Beyond the narration, Flux is doing something that very few debut novels attempt: it’s exploring Asian American identity not through coming-of-age comfort but through the pervasive, corrosive influence of whiteness on self-concept across a lifetime. The corporate media context, Brandon’s hostile takeover, the now-defunct tech startup at the center of Blue’s legal troubles, gives Chong a framework for talking about complicity, assimilation, and the price of belonging. These themes accumulate quietly across the runtime until they become genuinely affecting.
What to Watch For in Flux
The time travel in Flux is never fully explained in any conventional sci-fi sense, and that choice will either feel artistically deliberate or maddeningly evasive depending on your tolerance for ambiguity. One reviewer specifically noted this as a sticking point, and it is fair to flag. Chong is less interested in the mechanics of temporal manipulation than in its emotional consequences, the way a single event reverberates across decades, reshaping everyone it touches. If you’re coming to this expecting a clean time-travel puzzle to solve, you’ll find something messier and more literary than that.

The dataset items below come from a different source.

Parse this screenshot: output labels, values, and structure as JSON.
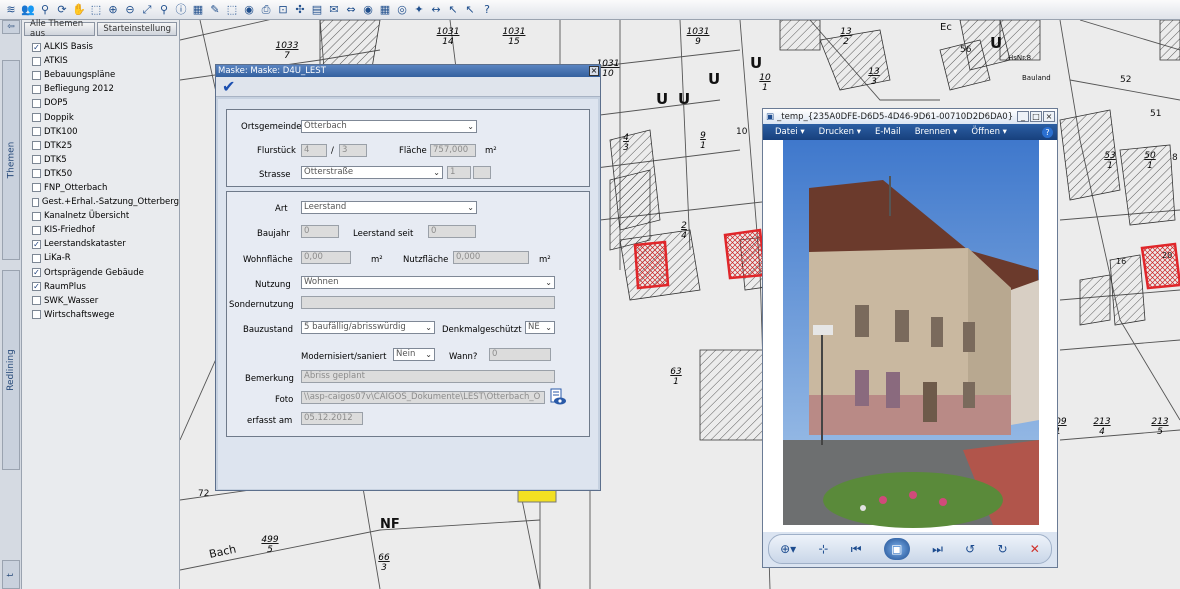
{
  "toolbar": {
    "icons": [
      "layers-icon",
      "people-icon",
      "binoculars-icon",
      "refresh-icon",
      "pan-hand-icon",
      "zoom-box-icon",
      "zoom-in-icon",
      "zoom-out-icon",
      "zoom-extent-icon",
      "person-search-icon",
      "info-icon",
      "map-layer-icon",
      "map-edit-icon",
      "map-select-icon",
      "eye-icon",
      "print-icon",
      "stamp-icon",
      "pointer-icon",
      "document-icon",
      "send-icon",
      "measure-icon",
      "eye-location-icon",
      "map-grid-icon",
      "search-map-icon",
      "map-pointer-icon",
      "measure-line-icon",
      "arrow-pick-icon",
      "arrow-clear-icon",
      "help-icon"
    ],
    "glyphs": [
      "≋",
      "👥",
      "⚲",
      "⟳",
      "✋",
      "⬚",
      "⊕",
      "⊖",
      "⤢",
      "⚲",
      "ⓘ",
      "▦",
      "✎",
      "⬚",
      "◉",
      "⎙",
      "⊡",
      "✣",
      "▤",
      "✉",
      "⇔",
      "◉",
      "▦",
      "◎",
      "✦",
      "↔",
      "↖",
      "↖",
      "?"
    ]
  },
  "side_tabs": {
    "themes": "Themen",
    "redlining": "Redlining",
    "bottom": "t"
  },
  "layer_panel": {
    "tab_all_off": "Alle Themen aus",
    "tab_default": "Starteinstellung",
    "layers": [
      {
        "label": "ALKIS Basis",
        "checked": true
      },
      {
        "label": "ATKIS",
        "checked": false
      },
      {
        "label": "Bebauungspläne",
        "checked": false
      },
      {
        "label": "Befliegung 2012",
        "checked": false
      },
      {
        "label": "DOP5",
        "checked": false
      },
      {
        "label": "Doppik",
        "checked": false
      },
      {
        "label": "DTK100",
        "checked": false
      },
      {
        "label": "DTK25",
        "checked": false
      },
      {
        "label": "DTK5",
        "checked": false
      },
      {
        "label": "DTK50",
        "checked": false
      },
      {
        "label": "FNP_Otterbach",
        "checked": false
      },
      {
        "label": "Gest.+Erhal.-Satzung_Otterberg",
        "checked": false
      },
      {
        "label": "Kanalnetz Übersicht",
        "checked": false
      },
      {
        "label": "KIS-Friedhof",
        "checked": false
      },
      {
        "label": "Leerstandskataster",
        "checked": true
      },
      {
        "label": "LiKa-R",
        "checked": false
      },
      {
        "label": "Ortsprägende Gebäude",
        "checked": true
      },
      {
        "label": "RaumPlus",
        "checked": true
      },
      {
        "label": "SWK_Wasser",
        "checked": false
      },
      {
        "label": "Wirtschaftswege",
        "checked": false
      }
    ]
  },
  "map_labels": [
    {
      "num": "1033",
      "den": "7"
    },
    {
      "num": "1031",
      "den": "14"
    },
    {
      "num": "1031",
      "den": "15"
    },
    {
      "num": "1031",
      "den": "9"
    },
    {
      "num": "1031",
      "den": "10"
    },
    {
      "num": "10",
      "den": "1"
    },
    {
      "num": "9",
      "den": "1"
    },
    {
      "num": "4",
      "den": "3"
    },
    {
      "num": "2",
      "den": "4"
    },
    {
      "num": "63",
      "den": "1"
    },
    {
      "num": "13",
      "den": "2"
    },
    {
      "num": "13",
      "den": "3"
    },
    {
      "num": "53",
      "den": "1"
    },
    {
      "num": "50",
      "den": "1"
    },
    {
      "num": "109",
      "den": "1"
    },
    {
      "num": "213",
      "den": "4"
    },
    {
      "num": "213",
      "den": "5"
    },
    {
      "num": "499",
      "den": "5"
    },
    {
      "num": "66",
      "den": "3"
    }
  ],
  "map_texts": {
    "u": "U",
    "nf": "NF",
    "bach": "Bach",
    "n72": "72",
    "n10": "10",
    "n52": "52",
    "n51": "51",
    "n56": "56",
    "n8": "8",
    "n16": "16",
    "n20": "20",
    "hsnr": "HsNr.8",
    "bauland": "Bauland",
    "ec": "Ec"
  },
  "mask": {
    "title": "Maske: Maske: D4U_LEST",
    "close": "×",
    "check": "✔",
    "fields": {
      "ortsgemeinde_label": "Ortsgemeinde",
      "ortsgemeinde_value": "Otterbach",
      "flurstueck_label": "Flurstück",
      "flurstueck_a": "4",
      "flurstueck_sep": "/",
      "flurstueck_b": "3",
      "flaeche_label": "Fläche",
      "flaeche_value": "757,000",
      "flaeche_unit": "m²",
      "strasse_label": "Strasse",
      "strasse_value": "Otterstraße",
      "strasse_nr": "1",
      "art_label": "Art",
      "art_value": "Leerstand",
      "baujahr_label": "Baujahr",
      "baujahr_value": "0",
      "leerstand_seit_label": "Leerstand seit",
      "leerstand_seit_value": "0",
      "wohnflaeche_label": "Wohnfläche",
      "wohnflaeche_value": "0,00",
      "wohnflaeche_unit": "m²",
      "nutzflaeche_label": "Nutzfläche",
      "nutzflaeche_value": "0,000",
      "nutzflaeche_unit": "m²",
      "nutzung_label": "Nutzung",
      "nutzung_value": "Wohnen",
      "sondernutzung_label": "Sondernutzung",
      "sondernutzung_value": "",
      "bauzustand_label": "Bauzustand",
      "bauzustand_value": "5 baufällig/abrisswürdig",
      "denkmal_label": "Denkmalgeschützt",
      "denkmal_value": "NE",
      "modernisiert_label": "Modernisiert/saniert",
      "modernisiert_value": "Nein",
      "wann_label": "Wann?",
      "wann_value": "0",
      "bemerkung_label": "Bemerkung",
      "bemerkung_value": "Abriss geplant",
      "foto_label": "Foto",
      "foto_value": "\\\\asp-caigos07v\\CAIGOS_Dokumente\\LEST\\Otterbach_O",
      "erfasst_label": "erfasst am",
      "erfasst_value": "05.12.2012"
    }
  },
  "viewer": {
    "title": "_temp_{235A0DFE-D6D5-4D46-9D61-00710D2D6DA0} - W...",
    "menu": [
      "Datei ▾",
      "Drucken ▾",
      "E-Mail",
      "Brennen ▾",
      "Öffnen ▾"
    ],
    "help": "?",
    "controls": [
      "⊕▾",
      "⊹",
      "⏮",
      "▣",
      "⏭",
      "↺",
      "↻",
      "✕"
    ]
  },
  "colors": {
    "highlight_parcel": "#e0262a",
    "title_blue": "#34609f",
    "marker_yellow": "#f2e022"
  }
}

The early chapters also contain a structural looseness that tightens considerably in the second half. Multiple reviewers noted the book gets great around 75% through, and while I wouldn’t frame it quite so cleanly, the back third of the audio runtime does deliver the cohesion the opening withholds. Stick with it past the disorienting middle section.
Who Should Listen to Flux
Listeners who gravitate toward experimental literary fiction, who are patient with disorientation, and who find the intersection of identity and genre exciting will be well served here. Fans of Paul Tremblay’s structural risks or Tommy Orange’s fragmented approach to time and selfhood will recognize the ambition at work. This is not a book for listeners who need their narrative chronology handed to them, or who prefer their speculative elements rigorously explained. At 3.9 stars, it is divisive, and that division is honest, Flux earns its admirers and its detractors in roughly equal measure.
Frequently Asked Questions
Do Bo, Brandon, and Blue turn out to be the same person?
The reviews strongly suggest this, though the novel deliberately withholds confirmation for much of the runtime. Chong structures the reveal to emerge gradually rather than as a single plot twist.
Is the ’80s detective show Raider a real series?
No, Raider is fictional, created by Chong as a metafictional layer within the novel. The show and its disgraced star serve as a commentary on how beloved cultural artifacts become entangled with the abuse of their creators.
How confusing is Flux in audio format compared to reading it on the page?
Several readers report that the structural ambiguity hits harder in audio, since you can’t flip back as easily to re-read. David Lee Huynh’s steady narration helps ground the listener, but plan to be patient in the first few hours.
Does Flux require familiarity with the Power of the Dog trilogy or any other series?
No, Flux is a standalone debut novel with no series connections. The only prior context that enriches it is a general familiarity with neo-noir fiction and speculative literary fiction conventions.